Design: Population-based cohort study using linked administrative health and social services databases.
Methods: We compared HIV prevalence between Ontario adults with IDD (n = 64 008) and a 20% random sample of Ontario adults without IDD. Among the HIV-infected group, we compared adults with and without IDD in terms of comorbid chronic physical conditions and mental health disorders, as well as use of overall health services, mental health services, and HIV-specific services.
Results: HIV prevalence per 100 000 population did not differ for adults with IDD [163.38 (95% confidence interval: 132.27, 199.6)] and without IDD [172.45 (95 confidence interval: 167.48, 177.53)]. Among the HIV-infected group, those with IDD had more comorbid chronic physical conditions and mental health disorders. They also had greater use of overall health services and mental health services. Likelihood of use of HIV-specific services also differed for those with and without IDD.
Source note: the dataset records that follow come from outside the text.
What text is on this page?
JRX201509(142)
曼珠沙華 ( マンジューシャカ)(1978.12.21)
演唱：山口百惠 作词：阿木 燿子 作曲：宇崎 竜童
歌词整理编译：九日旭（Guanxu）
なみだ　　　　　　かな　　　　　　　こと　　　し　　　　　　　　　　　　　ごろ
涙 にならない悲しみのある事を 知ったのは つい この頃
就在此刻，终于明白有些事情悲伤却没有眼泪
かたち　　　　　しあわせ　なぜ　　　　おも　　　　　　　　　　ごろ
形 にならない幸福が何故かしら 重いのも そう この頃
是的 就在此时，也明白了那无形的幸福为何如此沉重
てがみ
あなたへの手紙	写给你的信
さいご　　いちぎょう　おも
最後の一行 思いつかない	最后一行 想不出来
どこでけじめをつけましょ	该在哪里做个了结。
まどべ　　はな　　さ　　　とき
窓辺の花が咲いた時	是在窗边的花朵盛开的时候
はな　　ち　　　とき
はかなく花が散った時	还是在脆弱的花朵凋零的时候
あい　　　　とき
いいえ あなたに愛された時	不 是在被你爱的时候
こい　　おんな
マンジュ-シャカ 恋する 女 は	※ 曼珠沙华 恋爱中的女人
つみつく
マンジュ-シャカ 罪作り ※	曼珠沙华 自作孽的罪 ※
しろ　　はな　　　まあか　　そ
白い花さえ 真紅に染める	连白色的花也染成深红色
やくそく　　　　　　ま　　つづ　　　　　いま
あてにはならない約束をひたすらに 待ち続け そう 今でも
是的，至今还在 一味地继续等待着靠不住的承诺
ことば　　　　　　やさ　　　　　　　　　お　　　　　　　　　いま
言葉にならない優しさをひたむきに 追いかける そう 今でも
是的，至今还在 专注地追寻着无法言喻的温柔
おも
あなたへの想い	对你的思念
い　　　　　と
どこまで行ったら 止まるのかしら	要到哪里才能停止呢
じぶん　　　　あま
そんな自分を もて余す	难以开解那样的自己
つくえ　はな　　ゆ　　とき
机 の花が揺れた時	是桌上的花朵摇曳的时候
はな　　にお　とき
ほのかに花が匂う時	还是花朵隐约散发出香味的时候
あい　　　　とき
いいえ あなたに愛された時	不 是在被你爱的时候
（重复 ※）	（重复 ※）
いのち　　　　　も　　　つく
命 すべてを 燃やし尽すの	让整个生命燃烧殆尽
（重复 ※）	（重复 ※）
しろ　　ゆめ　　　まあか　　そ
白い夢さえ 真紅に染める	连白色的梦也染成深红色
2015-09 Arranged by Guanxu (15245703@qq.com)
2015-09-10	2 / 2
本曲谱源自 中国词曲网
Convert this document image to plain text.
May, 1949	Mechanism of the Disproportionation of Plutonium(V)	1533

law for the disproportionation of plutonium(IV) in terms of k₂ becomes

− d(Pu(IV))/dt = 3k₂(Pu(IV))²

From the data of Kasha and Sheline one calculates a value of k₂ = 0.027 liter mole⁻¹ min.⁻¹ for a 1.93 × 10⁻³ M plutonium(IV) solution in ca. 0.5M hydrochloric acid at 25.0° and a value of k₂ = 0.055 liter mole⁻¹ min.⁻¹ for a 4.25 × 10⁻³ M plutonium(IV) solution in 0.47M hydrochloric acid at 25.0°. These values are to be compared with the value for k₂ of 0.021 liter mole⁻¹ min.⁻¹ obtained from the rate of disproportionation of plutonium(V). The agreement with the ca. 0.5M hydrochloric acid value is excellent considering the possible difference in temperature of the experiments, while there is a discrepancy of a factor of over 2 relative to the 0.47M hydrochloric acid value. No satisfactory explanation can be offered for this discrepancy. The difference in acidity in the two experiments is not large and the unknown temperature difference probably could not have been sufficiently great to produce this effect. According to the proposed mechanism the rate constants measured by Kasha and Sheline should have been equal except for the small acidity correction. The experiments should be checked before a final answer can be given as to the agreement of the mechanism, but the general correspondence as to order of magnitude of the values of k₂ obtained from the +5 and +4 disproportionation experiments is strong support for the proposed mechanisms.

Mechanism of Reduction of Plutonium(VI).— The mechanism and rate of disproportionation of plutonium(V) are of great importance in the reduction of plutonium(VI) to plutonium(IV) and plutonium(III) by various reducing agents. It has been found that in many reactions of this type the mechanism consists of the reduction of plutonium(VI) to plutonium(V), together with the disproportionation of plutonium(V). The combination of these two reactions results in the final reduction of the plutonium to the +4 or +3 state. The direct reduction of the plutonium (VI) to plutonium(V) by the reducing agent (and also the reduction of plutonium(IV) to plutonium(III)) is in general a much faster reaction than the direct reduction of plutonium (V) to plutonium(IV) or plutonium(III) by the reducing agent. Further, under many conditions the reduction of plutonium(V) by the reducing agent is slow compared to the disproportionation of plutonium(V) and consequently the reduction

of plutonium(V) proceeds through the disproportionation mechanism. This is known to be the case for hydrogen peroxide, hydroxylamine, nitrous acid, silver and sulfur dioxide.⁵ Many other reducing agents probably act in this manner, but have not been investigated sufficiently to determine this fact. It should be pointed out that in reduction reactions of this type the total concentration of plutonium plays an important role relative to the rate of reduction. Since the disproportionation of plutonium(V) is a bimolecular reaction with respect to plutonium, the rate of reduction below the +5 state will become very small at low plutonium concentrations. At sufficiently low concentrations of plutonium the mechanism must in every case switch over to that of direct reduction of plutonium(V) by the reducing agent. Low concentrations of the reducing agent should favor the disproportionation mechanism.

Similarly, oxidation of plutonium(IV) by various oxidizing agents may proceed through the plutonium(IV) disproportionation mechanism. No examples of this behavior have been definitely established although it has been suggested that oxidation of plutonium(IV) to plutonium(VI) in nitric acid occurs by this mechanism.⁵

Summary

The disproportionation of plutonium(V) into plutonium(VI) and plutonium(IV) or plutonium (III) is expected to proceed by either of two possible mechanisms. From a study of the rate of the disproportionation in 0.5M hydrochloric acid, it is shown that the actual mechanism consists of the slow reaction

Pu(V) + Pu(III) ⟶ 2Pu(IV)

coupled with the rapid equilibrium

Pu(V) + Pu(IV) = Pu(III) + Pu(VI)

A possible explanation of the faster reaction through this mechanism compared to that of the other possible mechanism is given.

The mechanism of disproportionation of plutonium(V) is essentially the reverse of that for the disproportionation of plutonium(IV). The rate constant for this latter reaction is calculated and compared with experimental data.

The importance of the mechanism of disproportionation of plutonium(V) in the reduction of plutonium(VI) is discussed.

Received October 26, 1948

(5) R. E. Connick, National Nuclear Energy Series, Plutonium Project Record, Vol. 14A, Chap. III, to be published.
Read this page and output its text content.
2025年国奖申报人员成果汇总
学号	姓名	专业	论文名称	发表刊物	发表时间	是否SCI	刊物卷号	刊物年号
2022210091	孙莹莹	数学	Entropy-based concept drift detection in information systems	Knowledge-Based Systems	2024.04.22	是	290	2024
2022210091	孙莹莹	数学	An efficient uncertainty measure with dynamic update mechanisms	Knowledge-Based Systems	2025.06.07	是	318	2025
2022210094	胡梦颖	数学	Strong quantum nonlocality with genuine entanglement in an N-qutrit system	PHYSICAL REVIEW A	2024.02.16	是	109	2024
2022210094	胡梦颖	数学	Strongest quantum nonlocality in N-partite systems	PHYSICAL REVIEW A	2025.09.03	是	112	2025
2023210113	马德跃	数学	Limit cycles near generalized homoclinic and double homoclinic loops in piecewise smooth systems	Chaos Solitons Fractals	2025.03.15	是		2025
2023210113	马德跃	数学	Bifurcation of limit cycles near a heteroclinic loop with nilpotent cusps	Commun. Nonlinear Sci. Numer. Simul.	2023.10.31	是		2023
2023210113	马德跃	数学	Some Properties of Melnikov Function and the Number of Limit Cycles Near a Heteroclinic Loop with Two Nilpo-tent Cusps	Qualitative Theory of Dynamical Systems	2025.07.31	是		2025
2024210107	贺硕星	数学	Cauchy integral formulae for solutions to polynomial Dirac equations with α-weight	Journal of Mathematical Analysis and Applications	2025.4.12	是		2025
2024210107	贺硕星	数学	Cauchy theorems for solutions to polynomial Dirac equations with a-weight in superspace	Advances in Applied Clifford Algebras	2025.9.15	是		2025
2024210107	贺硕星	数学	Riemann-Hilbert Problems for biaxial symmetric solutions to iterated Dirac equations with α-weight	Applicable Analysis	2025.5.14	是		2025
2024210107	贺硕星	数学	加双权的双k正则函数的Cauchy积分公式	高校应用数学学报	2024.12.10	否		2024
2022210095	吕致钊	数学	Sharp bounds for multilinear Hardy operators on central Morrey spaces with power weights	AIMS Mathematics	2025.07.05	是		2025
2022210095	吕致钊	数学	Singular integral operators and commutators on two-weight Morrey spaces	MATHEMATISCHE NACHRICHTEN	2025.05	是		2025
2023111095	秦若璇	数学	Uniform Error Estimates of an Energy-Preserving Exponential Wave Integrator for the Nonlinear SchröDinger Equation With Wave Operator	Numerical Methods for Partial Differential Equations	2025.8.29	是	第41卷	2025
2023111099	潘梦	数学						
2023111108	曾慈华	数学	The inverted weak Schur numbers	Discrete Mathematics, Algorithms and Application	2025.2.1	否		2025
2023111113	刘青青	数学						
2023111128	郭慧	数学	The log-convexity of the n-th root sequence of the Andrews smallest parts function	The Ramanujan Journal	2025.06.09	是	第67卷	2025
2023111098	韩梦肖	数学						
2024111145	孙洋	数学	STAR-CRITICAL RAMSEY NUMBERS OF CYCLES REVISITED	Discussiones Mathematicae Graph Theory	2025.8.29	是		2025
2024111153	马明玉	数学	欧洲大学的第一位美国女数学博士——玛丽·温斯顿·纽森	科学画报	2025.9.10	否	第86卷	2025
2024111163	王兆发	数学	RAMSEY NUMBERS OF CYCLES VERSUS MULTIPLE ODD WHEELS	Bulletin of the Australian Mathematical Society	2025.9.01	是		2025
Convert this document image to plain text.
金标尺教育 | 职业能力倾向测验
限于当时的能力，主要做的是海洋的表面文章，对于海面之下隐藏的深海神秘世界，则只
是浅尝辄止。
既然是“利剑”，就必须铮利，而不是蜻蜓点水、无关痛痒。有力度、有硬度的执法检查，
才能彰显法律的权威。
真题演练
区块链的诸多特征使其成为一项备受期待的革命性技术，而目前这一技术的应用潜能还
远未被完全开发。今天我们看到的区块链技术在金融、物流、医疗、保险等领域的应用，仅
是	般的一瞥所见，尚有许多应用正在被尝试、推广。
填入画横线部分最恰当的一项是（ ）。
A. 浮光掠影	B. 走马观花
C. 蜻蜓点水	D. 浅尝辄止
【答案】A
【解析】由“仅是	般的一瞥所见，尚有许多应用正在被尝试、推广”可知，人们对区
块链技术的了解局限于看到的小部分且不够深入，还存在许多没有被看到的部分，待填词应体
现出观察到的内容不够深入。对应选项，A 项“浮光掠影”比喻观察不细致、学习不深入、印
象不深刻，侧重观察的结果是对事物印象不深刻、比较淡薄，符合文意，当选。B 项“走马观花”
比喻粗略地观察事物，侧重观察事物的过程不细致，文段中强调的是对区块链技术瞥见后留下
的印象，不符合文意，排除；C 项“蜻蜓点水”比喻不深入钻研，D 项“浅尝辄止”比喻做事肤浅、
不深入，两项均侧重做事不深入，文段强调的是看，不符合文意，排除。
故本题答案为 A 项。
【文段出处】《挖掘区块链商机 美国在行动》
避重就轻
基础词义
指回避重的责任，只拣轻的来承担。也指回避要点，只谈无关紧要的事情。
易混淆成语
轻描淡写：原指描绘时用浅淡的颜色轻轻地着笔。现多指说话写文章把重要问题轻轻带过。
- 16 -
Discussion: A similar prevalence of HIV among adults with and without IDD accentuates a need for strategies for individuals with IDD to be included in HIV prevention efforts. High prevalence of chronic physical and mental health comorbidity and health service use among the HIV-infected group with IDD highlight a need for comprehensive and coordinated treatment plans to optimize outcomes for this complex patient group.